Roxie Watson
Roxie Watson
For most of its history bluegrass has been a closed-door boys club with a book of rules as rigid as a new guitar string. Purists still prefer a drummer-less combo comprised of banjo, fiddle, bass and guitar. And female pickers are still few and far between. A few women like Hazel Dickens managed to break through the ranks in the 1960s, but only in the last 20 years or so have the likes of Dolly Parton, Emmylou Harris and Alison Krauss granted women anything like an equal voice. Given that history, it’s a wonder Roxie Watson exists at all—but then they aren’t exactly a bluegrass group.
A five-piece all-female string band from Atlanta, Roxie Watson will play their first show in Chattanooga on Saturday, March 10, at Barking Legs on Dodds Avenue. Although band members—Linda Bolley, Beth Wheeler, Lenny Lassiter, Sonia Tetlow, and Becky Shaw—have just released the group’s second CD, I suspect that this show may be the first time local folks will get a chance to see them.

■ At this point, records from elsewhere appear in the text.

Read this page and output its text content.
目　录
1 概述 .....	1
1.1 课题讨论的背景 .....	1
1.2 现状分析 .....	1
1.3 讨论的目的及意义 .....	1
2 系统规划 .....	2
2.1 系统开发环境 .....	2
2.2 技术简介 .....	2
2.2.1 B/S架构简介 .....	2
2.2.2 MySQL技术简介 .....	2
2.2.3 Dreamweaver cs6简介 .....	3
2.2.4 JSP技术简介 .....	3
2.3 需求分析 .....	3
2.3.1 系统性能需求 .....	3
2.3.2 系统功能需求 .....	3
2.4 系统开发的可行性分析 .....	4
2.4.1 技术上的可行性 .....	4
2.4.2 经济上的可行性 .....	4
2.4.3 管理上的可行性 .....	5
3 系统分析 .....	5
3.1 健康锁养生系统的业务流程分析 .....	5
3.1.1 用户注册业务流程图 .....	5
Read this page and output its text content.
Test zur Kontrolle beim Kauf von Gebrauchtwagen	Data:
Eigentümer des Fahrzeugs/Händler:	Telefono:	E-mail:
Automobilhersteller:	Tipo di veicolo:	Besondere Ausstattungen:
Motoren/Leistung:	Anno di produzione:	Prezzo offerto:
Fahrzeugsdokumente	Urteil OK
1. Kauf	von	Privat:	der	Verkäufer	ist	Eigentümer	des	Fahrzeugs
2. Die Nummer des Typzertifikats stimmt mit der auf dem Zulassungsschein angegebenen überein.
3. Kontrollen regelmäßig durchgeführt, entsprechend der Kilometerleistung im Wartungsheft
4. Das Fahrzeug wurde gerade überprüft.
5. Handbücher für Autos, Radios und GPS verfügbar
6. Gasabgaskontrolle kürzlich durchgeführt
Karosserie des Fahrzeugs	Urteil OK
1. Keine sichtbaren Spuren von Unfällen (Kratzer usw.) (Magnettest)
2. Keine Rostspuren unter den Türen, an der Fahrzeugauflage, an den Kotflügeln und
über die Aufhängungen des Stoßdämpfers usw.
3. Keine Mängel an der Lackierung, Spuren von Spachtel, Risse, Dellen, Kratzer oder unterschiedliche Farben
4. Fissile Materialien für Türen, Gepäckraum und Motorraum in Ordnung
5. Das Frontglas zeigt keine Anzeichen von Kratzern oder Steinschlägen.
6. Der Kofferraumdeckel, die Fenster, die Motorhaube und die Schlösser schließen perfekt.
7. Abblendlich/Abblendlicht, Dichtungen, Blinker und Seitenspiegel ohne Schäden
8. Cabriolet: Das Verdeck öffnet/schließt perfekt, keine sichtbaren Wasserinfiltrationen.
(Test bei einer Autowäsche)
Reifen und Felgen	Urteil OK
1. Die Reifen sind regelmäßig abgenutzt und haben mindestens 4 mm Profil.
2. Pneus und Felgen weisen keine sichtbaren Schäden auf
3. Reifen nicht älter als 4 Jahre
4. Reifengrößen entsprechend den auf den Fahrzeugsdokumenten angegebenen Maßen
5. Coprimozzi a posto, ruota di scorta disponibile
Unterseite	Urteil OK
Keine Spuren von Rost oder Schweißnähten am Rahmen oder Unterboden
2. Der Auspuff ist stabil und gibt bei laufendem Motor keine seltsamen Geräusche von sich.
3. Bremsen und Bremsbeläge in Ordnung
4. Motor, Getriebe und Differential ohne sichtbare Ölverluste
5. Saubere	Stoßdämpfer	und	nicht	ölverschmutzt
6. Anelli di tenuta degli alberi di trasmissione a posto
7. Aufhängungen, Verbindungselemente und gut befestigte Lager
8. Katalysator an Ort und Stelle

Their music is tough to peg. It has elements of bluegrass—but without the fiddle. And although their three- and four-part harmonies wouldn’t be out of place in a country church, their lyrics are mostly too earthy for gospel. Then there’s Bolley’s Scotty Moore-style guitar. The result: what they call “alternagrass.”
Their sound also defies easy comparisons. The song “Five Easy Words” on their new CD, for example, is like listening to The Band with four-part female harmony. Oh, and those harmonies! Eddie Owen, owner of Eddie’s Attic in Atlanta, where Roxie Watson recently played a couple of sold-out shows, said that they “play and sing like wily, crafty veterans and harmonize like the angels”—albeit earthy angels with their feet on the ground.
Hazel Dickens is a model for them. Like Dickens, they write about life from the perspective of a working woman. Lasater’s “Blue Creek Number Three,” is a good example. Lasater was one of a small group of women hired to work in a coal mine just outside Birmingham in the late ’70s after the federal government forced the mine to hire women and minorities. The miners weren’t happy. Lasater was drawn to the job because the pay was three times minimum wage, but the work, made worse by unbridled sexual harassment, was grim.
She was just 19 when she started. As she sings in “Blue Creek,” “I went down in that hole a child / I came back up a woman.” Her breezy delivery belies the harrowing lyric describing the eight-hour days she spent a quarter mile below the surface shoveling coal cut loose by a machine called a perpetual miner.
On the CD, that gritty insight into poor women’s lot in life then and now is typically (for the band) followed by Lasater’s wry lament about Georgia’s blue laws, “Sunday Beer.” It’s a breezy tale taken airborne by Bolley’s lightly skipping Scotty Moore licks on her dad’s 1964 Gibson.
Roxie Watson is five women with few illusions, but that doesn’t mean they’ve forgotten how to have a good time. A Huffington Post reviewer, commenting on their good-natured rapport with each other and with their audience, wrote that, “The stage morphs into a back porch, with the audience becoming honored guests in an intimate setting that is a heck of a lot of fun.”
It was listening to Dolly Parton’s bluegrass albums “The Grass is Blue” and “Little Sparrow” that inspired Lasater, who plays bass, and Wheeler (known as Bee Wee) who plays mandolin, to start Roxie Watson in 2007. They’d been friends since grade school, but they hadn’t paid much attention to bluegrass or country music until they were adults. They called themselves Roxie Watson after Lasater’s maternal grandmother, Roxie Johnson, and Wheeler’s paternal grandmother, Mary Watson. The music is a tribute to their rural Georgia roots. From the minute Lasater and Wheeler started playing together in small clubs in Atlanta and Birmingham, they began drawing musicians who shared their vision.
Bolley was the first. She and Wheeler were old friends. They had played together previously in a group called The Faux Go’s, a Go-Go’s tribute band. Soon after Linda joined, Tetlow, formerly the bass player with the New Orleans’ based-band Cowboy Mouth, switched to banjo and added her distinctive voice to the group. “Sonya plays atypical banjo,” said Lasater. Tetlow, a long time rocker, is more Lowell George than Earl Scruggs. Her playing is propulsively rhythmic. She plays the banjo like a bass, picking deep, throaty single notes often in tandem with Lasater’s prodding bass lines. The last person to join the group was Shaw, who plays lap steel, button accordion, harmonica and guitar.
Roxie Watson always includes one of Dolly Parton’s songs in their sets, but they took more than a song from the woman who once described herself as a “backwoods Barbie.” Like Dolly they know how to tell a compelling story with just a few lines; but they also have her pop sensibility. Their songs have strong melodies and buoyant harmonies that leaven even their darkest songs.Their music isn’t lightweight, but it is joyously lighthearted.
Richard Winham is the host and producer of WUTC-FM’s afternoon music program and has observed the Chattanooga music scene for more than 25 years.